Merocyanine 540-sensitized photokilling of leukemia cells: role of post-irradiation chain peroxidation of plasma membrane lipids as revealed by nitric oxide protection

Abstract

The lipophilic dye merocyanine 540 (MC540) localizes primarily in the plasma membrane (PM) of tumor cells, where it can sensitize lethal photoperoxidative damage of potential therapeutic importance.

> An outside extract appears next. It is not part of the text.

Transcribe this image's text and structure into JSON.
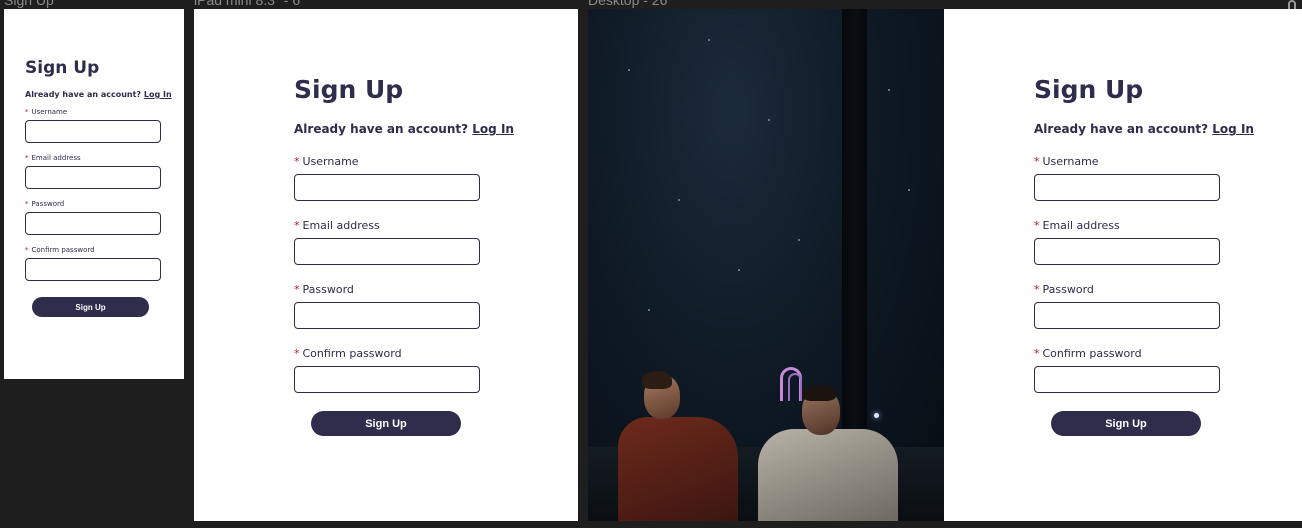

We postulated (i) that chain peroxidation triggered by iron-catalyzed turnover of nascent hydroperoxides (LOOHs) generated by singlet oxygen ((1)O(2)) attack on PM lipids contributes significantly to overall cytolethality, and (ii) that nitric oxide (NO), a known scavenger of organic free radicals, would suppress this and, thus, act cytoprotectively. In accordance, irradiation of MC540-sensitized L1210 cells produced 5alpha-OOH, a definitive (1)O(2) adduct of PM cholesterol, which decayed during subsequent dark incubation with appearance of other signature peroxides, viz. free-radical-derived 7alpha/beta-OOH. Whereas chemical donor (SPNO or SNAP)-derived NO had little or no effect on post-irradiation 5alpha-OOH disappearance, it dose-dependently inhibited 7alpha/beta-OOH accumulation, consistent with interception of chain-carrying radicals arising from one-electron reduction of primary LOOHs. Using [(14)C]cholesterol as an L1210 PM probe, we detected additional after-light products of chain peroxidation, including diols (7alpha-OH, 7beta-OH) and 5,6-epoxides, the yields of which were enhanced by iron supplementation, but strongly suppressed by NO. Correspondingly, photoinitiated cell killing was significantly inhibited by NO introduced either immediately before or after light exposure. These findings indicate that prooxidant LOOH turnover plays an important role in photokilling and that NO, by intercepting propagating radicals, can significantly enhance cellular resistance.